In sports, people may falsify their age to make themselves appear younger, thus enabling them to compete in world-level junior events (with prominent examples appearing in football (soccer) and athletics). In gymnastics, diving, and figure skating, competitors may claim to be older in order to bring themselves over the age minimums for senior competition or below an age limit for junior competition. A female pair skater may be aged up, while her male partner may be aged down to allow them to compete together. In some cases, they may feel pressure to change their ages. As these fabrications have an effect upon a person's performance (through the greater strength that comes with age or the greater flexibility of youth), the practice is known as age cheating in the field of sports.

==Entertainment==
The entertainment industry features frequent age fabrication, as youth is typically valued and praised. There have been countless instances of age fabrication in Hollywood. Some of the most notorious examples include socialite Zsa Zsa Gabor, actress/director Sondra Locke and singer Loretta Lynn.

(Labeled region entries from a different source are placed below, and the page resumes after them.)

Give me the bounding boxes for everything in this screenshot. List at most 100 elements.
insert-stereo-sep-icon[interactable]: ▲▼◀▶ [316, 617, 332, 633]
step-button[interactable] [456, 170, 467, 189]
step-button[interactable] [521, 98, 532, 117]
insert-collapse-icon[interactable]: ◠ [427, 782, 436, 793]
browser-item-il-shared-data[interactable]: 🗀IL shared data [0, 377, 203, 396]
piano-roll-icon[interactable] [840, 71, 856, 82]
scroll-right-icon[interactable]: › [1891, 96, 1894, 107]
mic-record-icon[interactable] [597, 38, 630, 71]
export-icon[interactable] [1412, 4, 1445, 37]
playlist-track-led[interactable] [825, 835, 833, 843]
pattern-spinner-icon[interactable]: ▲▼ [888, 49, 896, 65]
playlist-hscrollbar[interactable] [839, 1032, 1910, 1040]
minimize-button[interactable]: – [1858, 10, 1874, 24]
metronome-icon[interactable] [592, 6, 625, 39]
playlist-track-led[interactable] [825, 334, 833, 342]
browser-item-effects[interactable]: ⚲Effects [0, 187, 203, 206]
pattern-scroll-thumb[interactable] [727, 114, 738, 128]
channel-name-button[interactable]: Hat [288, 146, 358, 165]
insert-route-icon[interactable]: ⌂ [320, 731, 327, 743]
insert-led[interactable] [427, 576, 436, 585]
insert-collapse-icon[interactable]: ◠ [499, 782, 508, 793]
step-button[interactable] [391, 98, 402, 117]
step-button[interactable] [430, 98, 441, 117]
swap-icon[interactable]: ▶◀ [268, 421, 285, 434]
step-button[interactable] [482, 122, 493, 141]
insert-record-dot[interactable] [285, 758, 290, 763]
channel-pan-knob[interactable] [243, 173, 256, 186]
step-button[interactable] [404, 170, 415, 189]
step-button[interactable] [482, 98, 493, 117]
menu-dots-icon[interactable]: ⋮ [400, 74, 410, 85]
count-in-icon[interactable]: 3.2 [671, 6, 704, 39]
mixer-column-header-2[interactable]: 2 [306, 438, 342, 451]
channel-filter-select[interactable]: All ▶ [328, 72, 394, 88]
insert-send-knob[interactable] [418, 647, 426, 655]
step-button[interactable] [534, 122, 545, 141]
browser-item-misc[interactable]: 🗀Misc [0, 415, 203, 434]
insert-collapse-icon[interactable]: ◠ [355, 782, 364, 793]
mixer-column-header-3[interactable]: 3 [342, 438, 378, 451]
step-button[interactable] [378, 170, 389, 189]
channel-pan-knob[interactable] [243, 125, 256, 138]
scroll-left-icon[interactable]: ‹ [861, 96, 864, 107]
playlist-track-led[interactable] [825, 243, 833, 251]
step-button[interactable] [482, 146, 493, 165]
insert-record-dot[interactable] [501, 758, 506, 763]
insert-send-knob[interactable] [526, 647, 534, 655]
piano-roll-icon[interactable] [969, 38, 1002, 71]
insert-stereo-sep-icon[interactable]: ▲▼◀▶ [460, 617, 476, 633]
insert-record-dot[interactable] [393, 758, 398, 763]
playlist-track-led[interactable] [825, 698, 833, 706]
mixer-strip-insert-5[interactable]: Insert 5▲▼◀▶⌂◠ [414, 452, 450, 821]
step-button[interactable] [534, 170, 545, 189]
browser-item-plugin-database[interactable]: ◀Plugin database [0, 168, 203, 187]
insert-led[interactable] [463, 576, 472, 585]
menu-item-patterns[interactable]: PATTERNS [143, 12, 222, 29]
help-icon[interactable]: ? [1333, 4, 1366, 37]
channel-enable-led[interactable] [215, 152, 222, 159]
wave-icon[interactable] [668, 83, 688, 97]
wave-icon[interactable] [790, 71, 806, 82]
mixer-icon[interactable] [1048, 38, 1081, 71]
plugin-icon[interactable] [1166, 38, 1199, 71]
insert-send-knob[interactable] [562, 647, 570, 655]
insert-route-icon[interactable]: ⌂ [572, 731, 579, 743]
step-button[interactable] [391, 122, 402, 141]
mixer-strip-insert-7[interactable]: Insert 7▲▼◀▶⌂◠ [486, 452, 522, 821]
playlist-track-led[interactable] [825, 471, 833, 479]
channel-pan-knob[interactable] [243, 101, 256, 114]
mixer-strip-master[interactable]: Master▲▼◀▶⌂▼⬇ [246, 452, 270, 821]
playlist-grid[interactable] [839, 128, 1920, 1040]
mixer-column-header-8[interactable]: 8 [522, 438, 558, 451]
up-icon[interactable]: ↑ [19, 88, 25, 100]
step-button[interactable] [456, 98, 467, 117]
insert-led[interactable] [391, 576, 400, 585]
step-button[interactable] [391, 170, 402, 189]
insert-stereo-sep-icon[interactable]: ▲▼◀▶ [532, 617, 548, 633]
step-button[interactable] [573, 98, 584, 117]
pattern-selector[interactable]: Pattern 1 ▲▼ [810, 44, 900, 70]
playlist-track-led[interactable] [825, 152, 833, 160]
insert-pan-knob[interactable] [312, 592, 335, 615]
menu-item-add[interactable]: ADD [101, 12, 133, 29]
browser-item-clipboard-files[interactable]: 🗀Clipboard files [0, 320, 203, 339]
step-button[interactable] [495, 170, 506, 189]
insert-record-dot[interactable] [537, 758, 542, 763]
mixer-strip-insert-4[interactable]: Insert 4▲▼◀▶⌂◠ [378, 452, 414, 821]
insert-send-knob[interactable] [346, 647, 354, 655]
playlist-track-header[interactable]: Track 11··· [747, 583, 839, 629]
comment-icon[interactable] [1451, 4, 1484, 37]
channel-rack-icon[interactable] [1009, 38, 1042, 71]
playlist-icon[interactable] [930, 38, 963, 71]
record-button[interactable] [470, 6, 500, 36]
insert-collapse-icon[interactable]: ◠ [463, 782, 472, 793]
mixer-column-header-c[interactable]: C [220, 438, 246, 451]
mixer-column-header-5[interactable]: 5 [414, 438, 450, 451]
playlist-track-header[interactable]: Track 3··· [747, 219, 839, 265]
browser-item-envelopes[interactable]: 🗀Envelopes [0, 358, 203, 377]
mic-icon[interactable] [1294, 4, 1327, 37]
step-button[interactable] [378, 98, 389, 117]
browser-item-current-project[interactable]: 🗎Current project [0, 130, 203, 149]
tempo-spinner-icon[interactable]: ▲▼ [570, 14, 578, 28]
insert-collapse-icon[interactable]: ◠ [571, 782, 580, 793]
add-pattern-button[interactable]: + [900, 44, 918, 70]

== Online and social media ==
Many websites and online services ban children under 13 from joining their platforms in compliance with the Children's Online Privacy Protection Act, a U.S. federal law that prohibits website operators under U.S. jurisdiction from collecting personal information about children under age 13 without parental consent. To avoid the ban, many children under 13 falsify their age in order to sign up to use those websites, many with the help of an adult. As of 2012, it was estimated that around 5 million Facebook users were under 13.

== Law and politics ==
=== Conscription ===
- There are many stories of men lying about their age to join the armed forces; for example, to fight in World War I. In mid-1918, Walt Disney attempted to join the United States Army to fight against the Germans, but he was rejected for being too young. After forging the date of birth on his birth certificate to 1900, he joined the Red Cross in September 1918 as an ambulance driver. Conversely, those wishing to avoid conscription may also falsify their age: the birthdate of Henryk Gulbinowicz, Bishop Emeritus of Wrocław, Poland, and a cardinal of the Roman Catholic Church, was changed from 1923 to 1928 by his parents and his parish priest to prevent him from being conscripted during World War II. Dan Bullock became the youngest American soldier to die in the Vietnam War at age 15, by enlisting in the Marine Corps the previous year after altering his birth certificate to show a birthdate of four years earlier.

=== Immigration ===
- In 2016, it was reported that the United Kingdom Home Office performed age assessments on refugees from Calais who self-reported as minors but did not have documentation to prove their age. The age assessments included extensive interviews and the "physical appearance and demeanour" of the asylum-seekers. Of those assessed, in two-thirds of cases, the Home Office deemed them to be adults. A representative from the Coram Children's Legal Centre criticized the age assessment process, stating that absent documentation, "assessing age is notoriously difficult" and that "children as young as 14 are often incorrectly assessed as adults". A spokesperson for the Royal College of Paediatrics and Child Health stated "[t]here is no single reliable method for making precise age estimates".

=== Politics ===
- Joseph Stalin, born December 18 (December 6 OS), 1878, changed the date to December 21, 1879, later in his life for unknown reasons. The December 18, 1878, birth date is maintained by his birth registry, his school leaving certificate, his extensive tsarist Russia police file, and all other surviving pre-revolution documents. Russian playwright and historian Edward Radzinski argues in his book, Stalin, that Stalin changed the year to 1879 to have a national birthday celebration of his 50th birthday. He could not do it in 1928 because his rule was not absolute enough. The incorrect December 21, 1879, date was printed in many almanacs and encyclopedias during Stalin's reign and remains one of the most widely reported incorrect dates of birth.
- Eva Perón, born May 7, 1919, had her birth certificate altered to 1922 after becoming First Lady of Argentina. She made herself seem to be younger and also to appear that her parents had been married when she was born.